One of the constant refrains in articles about David Souter’s retirement is that replacing him with another “liberal” will not change the “basic makeup of the Court.”
There are quite a few things wrong with this analysis. As the media often do, they grossly oversimplify and mischaracterize a Supreme Court justice’s philosophy. David Souter is many things, but certainly one of them is not a “progressive voice.” To be sure, he was in practice at least one of the most liberal justices, but that is, frankly, not saying much. Souter’s judicial hero, as Jeffrey Toobin describes in his wonderful book, was Warren Court-era conservative John Marshall Harlan. What the two shared was a commitment to precedent and judicial incrementalism, the idea that law ought to change slowly if it changes at all, that the Supreme Court’s purpose is not to shape society to its whims, but to decide concrete cases, provide clear rules, and largely preserve what has come before.
This is a deeply conservative tendency, made “liberal” only by the context of the times in which Souter served. The last two decades have been marked by rear-guard actions against an ascendant “conservative” bloc that wants to overturn decades of precedents in areas as diverse as federalism, church-state relations, and, of course, abortion. So Souter naturally found himself on the side of the “liberals.” Had he been on the Court forty years earlier, when Warren Court liberals were reading constitutional rights as broadly as possible, he likely would have been a “conservative voice.” His not-too-fast philosophy cannot be captured with crude descriptors like “liberal” and “conservative”; it stems from a fundamental belief about the role of judges, which Souter always believed should remain small. Keeping with his personality, Souter thought that the Supreme Court ought to be in the background of American life, keep itself out of the headlines, never alter too drastically the basic rights that Americans had come to expect.
Souter might be most remembered for his surprising 1992 vote to save Roe, but the opinion he co-wrote with Justices O’Connor and Kennedy actually reworked the Roe standard in a more “conservative” direction, and in the end, upheld four out of the five state restrictions on abortion that were under review. That was classic Souterism: preserving precedent, preserving a right that American women had come to count on, but doing so from a moderate standpoint, forced to appear “liberal” because of the unconservative designs of the Court’s “conservatives.”
You might say that, for Souter, rights were a one-way ratchet: you could always have more, but could never have less. You could object that the rights he wanted to conserve (the right to abortion most prominent among them) had to have been created at some point by judicial liberals of a very different mold. But I stand by the idea that Souter’s liberalism was a product of the times, and that, if he had been on a Court full of Marshalls and Brennans, he would have been not just a moderate liberal, but a conservative like his hero Harlan, full of compassion and practicality, but always saying “go slower” if not “don’t go there at all.”

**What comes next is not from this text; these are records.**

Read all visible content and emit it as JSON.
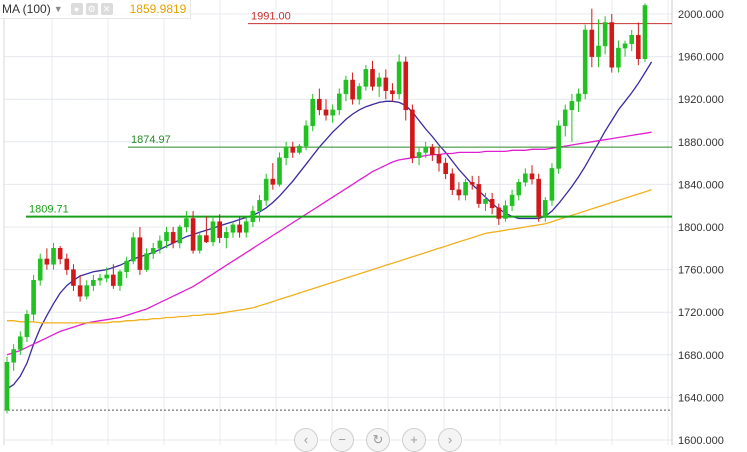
{
  "indicator_bar": {
    "label": "MA (100)",
    "value": "1859.9819",
    "buttons": [
      "eye-icon",
      "settings-icon",
      "close-icon"
    ]
  },
  "zoom_controls": [
    {
      "name": "scroll-left-button",
      "glyph": "‹"
    },
    {
      "name": "zoom-out-button",
      "glyph": "−"
    },
    {
      "name": "reset-button",
      "glyph": "↻"
    },
    {
      "name": "zoom-in-button",
      "glyph": "+"
    },
    {
      "name": "scroll-right-button",
      "glyph": "›"
    }
  ],
  "chart_data": {
    "type": "candlestick",
    "ylim": [
      1600,
      2010
    ],
    "y_ticks": [
      1600,
      1640,
      1680,
      1720,
      1760,
      1800,
      1840,
      1880,
      1920,
      1960,
      2000
    ],
    "y_tick_labels": [
      "1600.000",
      "1640.000",
      "1680.000",
      "1720.000",
      "1760.000",
      "1800.000",
      "1840.000",
      "1880.000",
      "1920.000",
      "1960.000",
      "2000.000"
    ],
    "grid": true,
    "colors": {
      "up": "#22c122",
      "down": "#d01818",
      "ma_short": "#3a2aa0",
      "ma_mid": "#e020d0",
      "ma_long": "#f0b020",
      "line_1991": "#c83030",
      "line_1874": "#2a8a2a",
      "line_1809": "#18a018",
      "dotted": "#555555"
    },
    "horizontal_lines": [
      {
        "label": "1991.00",
        "value": 1991.0
      },
      {
        "label": "1874.97",
        "value": 1874.97
      },
      {
        "label": "1809.71",
        "value": 1809.71
      },
      {
        "label": "",
        "value": 1628,
        "style": "dotted"
      }
    ],
    "candles": [
      [
        1628,
        1678,
        1625,
        1673
      ],
      [
        1673,
        1690,
        1665,
        1685
      ],
      [
        1685,
        1702,
        1680,
        1697
      ],
      [
        1697,
        1722,
        1692,
        1718
      ],
      [
        1718,
        1755,
        1712,
        1750
      ],
      [
        1750,
        1775,
        1745,
        1770
      ],
      [
        1770,
        1780,
        1760,
        1765
      ],
      [
        1765,
        1785,
        1760,
        1780
      ],
      [
        1780,
        1782,
        1765,
        1770
      ],
      [
        1770,
        1775,
        1755,
        1760
      ],
      [
        1760,
        1765,
        1740,
        1745
      ],
      [
        1745,
        1755,
        1730,
        1735
      ],
      [
        1735,
        1750,
        1732,
        1745
      ],
      [
        1745,
        1755,
        1740,
        1750
      ],
      [
        1750,
        1756,
        1745,
        1752
      ],
      [
        1752,
        1762,
        1748,
        1755
      ],
      [
        1755,
        1765,
        1742,
        1745
      ],
      [
        1745,
        1760,
        1740,
        1758
      ],
      [
        1758,
        1772,
        1752,
        1768
      ],
      [
        1768,
        1795,
        1765,
        1790
      ],
      [
        1790,
        1800,
        1755,
        1760
      ],
      [
        1760,
        1780,
        1758,
        1775
      ],
      [
        1775,
        1785,
        1770,
        1780
      ],
      [
        1780,
        1792,
        1775,
        1787
      ],
      [
        1787,
        1800,
        1780,
        1795
      ],
      [
        1795,
        1800,
        1780,
        1785
      ],
      [
        1785,
        1802,
        1780,
        1800
      ],
      [
        1800,
        1815,
        1795,
        1808
      ],
      [
        1808,
        1815,
        1775,
        1778
      ],
      [
        1778,
        1795,
        1775,
        1792
      ],
      [
        1792,
        1810,
        1785,
        1786
      ],
      [
        1786,
        1810,
        1782,
        1805
      ],
      [
        1805,
        1812,
        1785,
        1790
      ],
      [
        1790,
        1800,
        1780,
        1795
      ],
      [
        1795,
        1805,
        1790,
        1802
      ],
      [
        1802,
        1810,
        1790,
        1795
      ],
      [
        1795,
        1810,
        1790,
        1805
      ],
      [
        1805,
        1820,
        1800,
        1815
      ],
      [
        1815,
        1830,
        1805,
        1825
      ],
      [
        1825,
        1850,
        1820,
        1845
      ],
      [
        1845,
        1860,
        1835,
        1840
      ],
      [
        1840,
        1870,
        1838,
        1865
      ],
      [
        1865,
        1880,
        1858,
        1875
      ],
      [
        1875,
        1880,
        1865,
        1870
      ],
      [
        1870,
        1878,
        1868,
        1876
      ],
      [
        1876,
        1900,
        1872,
        1895
      ],
      [
        1895,
        1925,
        1890,
        1920
      ],
      [
        1920,
        1930,
        1905,
        1910
      ],
      [
        1910,
        1920,
        1900,
        1905
      ],
      [
        1905,
        1915,
        1898,
        1910
      ],
      [
        1910,
        1930,
        1905,
        1925
      ],
      [
        1925,
        1942,
        1918,
        1938
      ],
      [
        1938,
        1945,
        1915,
        1920
      ],
      [
        1920,
        1935,
        1915,
        1932
      ],
      [
        1932,
        1952,
        1928,
        1948
      ],
      [
        1948,
        1956,
        1928,
        1932
      ],
      [
        1932,
        1945,
        1922,
        1940
      ],
      [
        1940,
        1948,
        1920,
        1928
      ],
      [
        1928,
        1935,
        1918,
        1925
      ],
      [
        1925,
        1962,
        1920,
        1955
      ],
      [
        1955,
        1960,
        1900,
        1910
      ],
      [
        1910,
        1915,
        1860,
        1865
      ],
      [
        1865,
        1875,
        1858,
        1870
      ],
      [
        1870,
        1880,
        1865,
        1875
      ],
      [
        1875,
        1878,
        1862,
        1868
      ],
      [
        1868,
        1875,
        1852,
        1860
      ],
      [
        1860,
        1865,
        1845,
        1850
      ],
      [
        1850,
        1855,
        1830,
        1835
      ],
      [
        1835,
        1842,
        1825,
        1830
      ],
      [
        1830,
        1845,
        1825,
        1842
      ],
      [
        1842,
        1848,
        1835,
        1840
      ],
      [
        1840,
        1848,
        1818,
        1822
      ],
      [
        1822,
        1832,
        1815,
        1826
      ],
      [
        1826,
        1832,
        1812,
        1818
      ],
      [
        1818,
        1822,
        1802,
        1808
      ],
      [
        1808,
        1825,
        1805,
        1820
      ],
      [
        1820,
        1835,
        1815,
        1830
      ],
      [
        1830,
        1845,
        1825,
        1842
      ],
      [
        1842,
        1855,
        1838,
        1850
      ],
      [
        1850,
        1858,
        1840,
        1845
      ],
      [
        1845,
        1850,
        1805,
        1810
      ],
      [
        1810,
        1828,
        1805,
        1825
      ],
      [
        1825,
        1860,
        1820,
        1855
      ],
      [
        1855,
        1900,
        1850,
        1895
      ],
      [
        1895,
        1915,
        1885,
        1910
      ],
      [
        1910,
        1925,
        1880,
        1918
      ],
      [
        1918,
        1930,
        1908,
        1925
      ],
      [
        1925,
        1990,
        1920,
        1985
      ],
      [
        1985,
        2005,
        1950,
        1960
      ],
      [
        1960,
        1995,
        1950,
        1970
      ],
      [
        1970,
        1998,
        1962,
        1992
      ],
      [
        1992,
        2000,
        1945,
        1950
      ],
      [
        1950,
        1975,
        1945,
        1968
      ],
      [
        1968,
        1975,
        1960,
        1972
      ],
      [
        1972,
        1985,
        1965,
        1980
      ],
      [
        1980,
        1992,
        1952,
        1958
      ],
      [
        1958,
        2010,
        1955,
        2008
      ]
    ],
    "ma_series": [
      {
        "label": "",
        "color_key": "ma_short",
        "values": [
          1648,
          1652,
          1660,
          1672,
          1690,
          1705,
          1717,
          1728,
          1738,
          1745,
          1750,
          1754,
          1756,
          1758,
          1759,
          1760,
          1762,
          1764,
          1767,
          1770,
          1772,
          1774,
          1776,
          1779,
          1782,
          1785,
          1788,
          1791,
          1793,
          1795,
          1797,
          1799,
          1801,
          1803,
          1805,
          1807,
          1809,
          1811,
          1814,
          1818,
          1823,
          1829,
          1836,
          1843,
          1851,
          1859,
          1867,
          1875,
          1882,
          1889,
          1895,
          1901,
          1906,
          1910,
          1913,
          1915,
          1917,
          1918,
          1918,
          1917,
          1914,
          1908,
          1900,
          1892,
          1885,
          1877,
          1870,
          1862,
          1854,
          1847,
          1840,
          1834,
          1828,
          1822,
          1817,
          1813,
          1810,
          1808,
          1808,
          1808,
          1808,
          1810,
          1815,
          1822,
          1830,
          1838,
          1847,
          1857,
          1868,
          1879,
          1890,
          1900,
          1910,
          1918,
          1926,
          1935,
          1945,
          1955
        ]
      },
      {
        "label": "",
        "color_key": "ma_mid",
        "values": [
          1680,
          1682,
          1684,
          1687,
          1690,
          1693,
          1696,
          1699,
          1702,
          1704,
          1706,
          1708,
          1710,
          1711,
          1712,
          1713,
          1714,
          1715,
          1717,
          1719,
          1721,
          1723,
          1726,
          1729,
          1732,
          1735,
          1738,
          1741,
          1744,
          1748,
          1752,
          1756,
          1760,
          1764,
          1768,
          1772,
          1776,
          1780,
          1784,
          1788,
          1792,
          1796,
          1800,
          1804,
          1808,
          1812,
          1816,
          1820,
          1824,
          1828,
          1832,
          1836,
          1840,
          1844,
          1848,
          1852,
          1855,
          1858,
          1861,
          1863,
          1864,
          1865,
          1866,
          1867,
          1868,
          1868,
          1869,
          1869,
          1870,
          1870,
          1870,
          1870,
          1871,
          1871,
          1871,
          1871,
          1872,
          1872,
          1872,
          1873,
          1873,
          1873,
          1874,
          1875,
          1876,
          1877,
          1878,
          1879,
          1880,
          1881,
          1882,
          1883,
          1884,
          1885,
          1886,
          1887,
          1888,
          1889
        ]
      },
      {
        "label": "",
        "color_key": "ma_long",
        "values": [
          1712,
          1712,
          1711,
          1711,
          1711,
          1710,
          1710,
          1710,
          1710,
          1710,
          1710,
          1710,
          1710,
          1710,
          1710,
          1710,
          1711,
          1711,
          1712,
          1712,
          1713,
          1713,
          1714,
          1714,
          1715,
          1715,
          1716,
          1716,
          1717,
          1717,
          1718,
          1718,
          1719,
          1720,
          1721,
          1722,
          1723,
          1724,
          1726,
          1728,
          1730,
          1732,
          1734,
          1736,
          1738,
          1740,
          1742,
          1744,
          1746,
          1748,
          1750,
          1752,
          1754,
          1756,
          1758,
          1760,
          1762,
          1764,
          1766,
          1768,
          1770,
          1772,
          1774,
          1776,
          1778,
          1780,
          1782,
          1784,
          1786,
          1788,
          1790,
          1792,
          1794,
          1795,
          1796,
          1797,
          1798,
          1799,
          1800,
          1801,
          1802,
          1803,
          1805,
          1807,
          1809,
          1811,
          1813,
          1815,
          1817,
          1819,
          1821,
          1823,
          1825,
          1827,
          1829,
          1831,
          1833,
          1835
        ]
      }
    ]
  }
}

At this moment in time, there may be no practical difference between Souter and someone more committed to legal liberalism, like Ruth Bader Ginsburg. They are both just trying to conserve liberal precedents that came before them, though the latter does so out of a firmer commitment to the precedents’ correctness, while Souter does so out of a commitment to legal stability for its own sake. But Obama is going to appoint someone who will serve for perhaps thirty years, during which time the difference between an incrementalist conservative and a true liberal voice will become more important. I personally hope that he goes with the latter, and in the meantime, enough with the crude political categories.